The only diagnostic is timeout's own one-liner. The trailing ; true reports exit 0, so kubelet records the preStop as completed cleanly. From kubectl logs and kubectl describe pod perspective, nothing has gone wrong.

AFTER — this PR

$ kubectl -n redpanda exec redpanda-0 -c redpanda -- bash -c '
  timeout -v 2 bash -c "echo hook-started; sleep 8; echo hook-finished" 2>&1 \
    | sed "s/^/lifecycle-hook pre-stop $(date +%H:%M:%S): /" | tee /dev/null
  ec=${PIPESTATUS[0]}
  if [ "$ec" = "124" ] || [ "$ec" = "137" ]; then
    echo "lifecycle-hook pre-stop $(date +%H:%M:%S): TIMEOUT after 2s — hook killed before completion; the broker will receive SIGTERM with work in-flight (exit $ec)"
  fi
  echo "[wrapper exit code: $?]"'

lifecycle-hook pre-stop 19:26:42: hook-started
lifecycle-hook pre-stop 19:26:42: timeout: sending signal TERM to command 'bash'
lifecycle-hook pre-stop 19:26:44: TIMEOUT after 2s — hook killed before completion; the broker will receive SIGTERM with work in-flight (exit 124)
[wrapper exit code: 0]

Distinct, grep-able marker line. Exit 124 surfaced. Wrapper still exits 0 — the safety property the original ; true was protecting (non-zero hook ≠ container kill) is preserved.

Sanity (no false positive)

$ kubectl -n redpanda exec redpanda-0 -c redpanda -- bash -c '
  timeout -v 2 bash -c "echo fast-hook-done" 2>&1 \
    | sed "s/^/lifecycle-hook pre-stop $(date +%H:%M:%S): /"
  ec=${PIPESTATUS[0]}
  if [ "$ec" = "124" ] || [ "$ec" = "137" ]; then
    echo "TIMEOUT — should not print (exit $ec)"
  fi
  echo "[exit code from PIPESTATUS[0]: $ec]"'

lifecycle-hook pre-stop 19:22:31: fast-hook-done
[exit code from PIPESTATUS[0]: 0]

No TIMEOUT line. Branch fires only on 124/137.

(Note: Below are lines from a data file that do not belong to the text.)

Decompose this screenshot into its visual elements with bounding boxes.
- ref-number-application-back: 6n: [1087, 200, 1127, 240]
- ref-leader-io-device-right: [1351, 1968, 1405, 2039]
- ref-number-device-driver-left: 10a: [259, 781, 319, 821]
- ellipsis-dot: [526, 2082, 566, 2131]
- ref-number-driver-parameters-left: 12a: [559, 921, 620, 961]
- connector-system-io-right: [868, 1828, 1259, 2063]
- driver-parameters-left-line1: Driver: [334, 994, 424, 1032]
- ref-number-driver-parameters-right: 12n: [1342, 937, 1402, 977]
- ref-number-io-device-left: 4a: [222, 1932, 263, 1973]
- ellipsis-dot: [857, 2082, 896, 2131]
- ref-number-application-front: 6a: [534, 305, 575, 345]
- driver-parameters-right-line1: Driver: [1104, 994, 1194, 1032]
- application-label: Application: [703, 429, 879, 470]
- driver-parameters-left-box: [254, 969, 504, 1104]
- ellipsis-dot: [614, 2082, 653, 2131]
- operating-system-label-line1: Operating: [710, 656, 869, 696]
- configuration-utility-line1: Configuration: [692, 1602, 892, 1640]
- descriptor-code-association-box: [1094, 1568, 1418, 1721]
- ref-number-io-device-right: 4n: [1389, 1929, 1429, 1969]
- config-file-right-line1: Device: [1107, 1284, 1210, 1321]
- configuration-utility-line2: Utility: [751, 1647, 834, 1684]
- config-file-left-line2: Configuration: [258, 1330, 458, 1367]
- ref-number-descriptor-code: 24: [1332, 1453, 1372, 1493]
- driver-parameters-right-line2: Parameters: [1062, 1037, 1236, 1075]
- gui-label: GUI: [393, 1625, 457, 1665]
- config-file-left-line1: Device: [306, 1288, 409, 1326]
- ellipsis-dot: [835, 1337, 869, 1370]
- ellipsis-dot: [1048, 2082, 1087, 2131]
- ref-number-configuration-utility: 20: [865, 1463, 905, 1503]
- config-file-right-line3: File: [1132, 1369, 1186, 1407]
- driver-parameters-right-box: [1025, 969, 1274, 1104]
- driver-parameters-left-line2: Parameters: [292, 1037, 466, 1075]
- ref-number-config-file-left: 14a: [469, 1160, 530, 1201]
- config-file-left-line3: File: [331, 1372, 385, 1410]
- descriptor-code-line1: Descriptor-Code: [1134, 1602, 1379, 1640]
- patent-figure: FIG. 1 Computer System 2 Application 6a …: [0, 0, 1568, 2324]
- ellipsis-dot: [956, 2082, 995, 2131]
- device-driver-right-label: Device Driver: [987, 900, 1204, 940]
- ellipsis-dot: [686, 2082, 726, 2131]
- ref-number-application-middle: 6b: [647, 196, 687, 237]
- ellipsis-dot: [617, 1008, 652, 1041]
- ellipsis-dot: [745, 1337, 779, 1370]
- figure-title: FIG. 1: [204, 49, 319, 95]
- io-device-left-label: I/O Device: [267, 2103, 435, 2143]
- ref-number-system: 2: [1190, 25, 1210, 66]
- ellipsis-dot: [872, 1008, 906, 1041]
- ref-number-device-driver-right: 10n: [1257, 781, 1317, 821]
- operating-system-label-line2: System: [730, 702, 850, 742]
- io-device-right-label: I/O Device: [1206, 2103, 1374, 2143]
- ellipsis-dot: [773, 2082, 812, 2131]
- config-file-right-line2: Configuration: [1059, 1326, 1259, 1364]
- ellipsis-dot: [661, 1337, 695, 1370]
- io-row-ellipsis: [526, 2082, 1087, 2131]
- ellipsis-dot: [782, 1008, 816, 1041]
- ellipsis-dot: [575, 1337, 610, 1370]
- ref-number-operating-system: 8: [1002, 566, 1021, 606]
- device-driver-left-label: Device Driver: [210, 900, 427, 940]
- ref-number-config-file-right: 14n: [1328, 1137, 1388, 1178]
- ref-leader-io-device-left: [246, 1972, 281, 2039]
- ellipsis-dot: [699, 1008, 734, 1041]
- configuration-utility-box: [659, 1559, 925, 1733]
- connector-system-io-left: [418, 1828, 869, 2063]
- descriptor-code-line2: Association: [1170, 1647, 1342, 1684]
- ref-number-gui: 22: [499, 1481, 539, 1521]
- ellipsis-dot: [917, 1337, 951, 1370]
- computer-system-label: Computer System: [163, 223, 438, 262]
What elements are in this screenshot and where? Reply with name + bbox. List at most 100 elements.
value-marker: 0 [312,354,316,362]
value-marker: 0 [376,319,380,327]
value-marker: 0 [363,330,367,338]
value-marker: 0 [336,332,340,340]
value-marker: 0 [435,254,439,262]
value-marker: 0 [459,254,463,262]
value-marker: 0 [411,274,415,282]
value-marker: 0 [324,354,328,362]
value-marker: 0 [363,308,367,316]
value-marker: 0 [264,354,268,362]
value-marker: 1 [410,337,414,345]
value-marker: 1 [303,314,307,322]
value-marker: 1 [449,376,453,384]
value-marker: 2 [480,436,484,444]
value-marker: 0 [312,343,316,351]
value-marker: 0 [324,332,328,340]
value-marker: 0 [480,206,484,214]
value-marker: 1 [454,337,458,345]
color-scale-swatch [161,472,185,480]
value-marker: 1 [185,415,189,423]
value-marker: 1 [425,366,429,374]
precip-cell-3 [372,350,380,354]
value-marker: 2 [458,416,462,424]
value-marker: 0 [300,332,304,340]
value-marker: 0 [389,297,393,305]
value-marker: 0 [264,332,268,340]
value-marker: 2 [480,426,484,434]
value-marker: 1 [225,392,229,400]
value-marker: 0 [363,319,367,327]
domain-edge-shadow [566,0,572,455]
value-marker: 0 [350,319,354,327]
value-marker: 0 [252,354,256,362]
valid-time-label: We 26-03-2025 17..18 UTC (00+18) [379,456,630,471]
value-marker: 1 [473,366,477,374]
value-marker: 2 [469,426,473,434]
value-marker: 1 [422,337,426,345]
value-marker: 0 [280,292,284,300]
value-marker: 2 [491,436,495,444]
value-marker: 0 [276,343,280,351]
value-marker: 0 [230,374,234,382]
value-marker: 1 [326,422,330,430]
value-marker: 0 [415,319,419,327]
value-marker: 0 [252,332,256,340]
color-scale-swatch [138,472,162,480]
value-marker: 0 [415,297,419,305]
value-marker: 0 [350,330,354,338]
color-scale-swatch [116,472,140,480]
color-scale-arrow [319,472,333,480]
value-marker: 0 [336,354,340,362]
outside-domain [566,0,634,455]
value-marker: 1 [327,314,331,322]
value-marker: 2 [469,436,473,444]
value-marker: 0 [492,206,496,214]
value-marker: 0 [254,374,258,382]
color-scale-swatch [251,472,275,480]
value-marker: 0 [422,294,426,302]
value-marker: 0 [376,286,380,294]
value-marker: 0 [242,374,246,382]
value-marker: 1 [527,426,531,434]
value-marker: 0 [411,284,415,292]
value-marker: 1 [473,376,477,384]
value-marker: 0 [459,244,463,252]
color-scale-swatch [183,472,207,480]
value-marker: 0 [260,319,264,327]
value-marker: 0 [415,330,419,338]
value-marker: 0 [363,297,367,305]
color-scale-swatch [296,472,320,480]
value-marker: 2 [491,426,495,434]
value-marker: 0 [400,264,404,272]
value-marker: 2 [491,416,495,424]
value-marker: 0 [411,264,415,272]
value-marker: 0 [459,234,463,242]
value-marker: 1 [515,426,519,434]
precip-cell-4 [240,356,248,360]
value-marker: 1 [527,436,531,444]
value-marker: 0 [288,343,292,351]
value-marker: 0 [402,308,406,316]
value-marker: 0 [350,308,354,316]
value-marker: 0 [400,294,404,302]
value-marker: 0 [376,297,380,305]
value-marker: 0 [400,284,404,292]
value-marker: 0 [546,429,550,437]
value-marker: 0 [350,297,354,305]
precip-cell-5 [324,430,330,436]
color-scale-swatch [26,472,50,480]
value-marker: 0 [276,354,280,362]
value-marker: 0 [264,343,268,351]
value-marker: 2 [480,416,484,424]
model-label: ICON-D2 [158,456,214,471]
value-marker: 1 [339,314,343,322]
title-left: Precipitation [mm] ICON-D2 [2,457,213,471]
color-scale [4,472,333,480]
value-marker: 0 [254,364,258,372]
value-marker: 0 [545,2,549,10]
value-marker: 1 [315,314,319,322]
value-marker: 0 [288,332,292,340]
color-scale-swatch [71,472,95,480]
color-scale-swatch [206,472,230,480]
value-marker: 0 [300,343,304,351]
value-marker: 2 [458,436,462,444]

Integration test added (83e9e43d)

I also added TestWrapLifecycleHook_TimeoutSurfaced in charts/redpanda/wrap_lifecycle_hook_test.go. It executes the actual rendered bash via os/exec and pins three behaviors:

1. Hook exceeds budget → TIMEOUT after Ns ... (exit 124) marker line in stdout
2. Hook completes in time → no marker (no false positive)
3. Hook exits non-zero for non-timeout reason (e.g. exit 42) → no marker, wrapper still exits 0 (the safety property the original ; true was protecting)

The chart's golden file already pins the shape of the rendered string. This new test pins the runtime behavior so a future refactor that silently drops the PIPESTATUS check or breaks the bash quoting gets caught.

Skipped when GOOS != linux (the wrapper hardcodes /proc/1/fd/1) or when timeout(1) is missing from PATH; both are satisfied by CI's nix devshell.

[github-actions]

This PR is stale because it has been open 5 days with no activity. Remove stale label or comment or this will be closed in 5 days.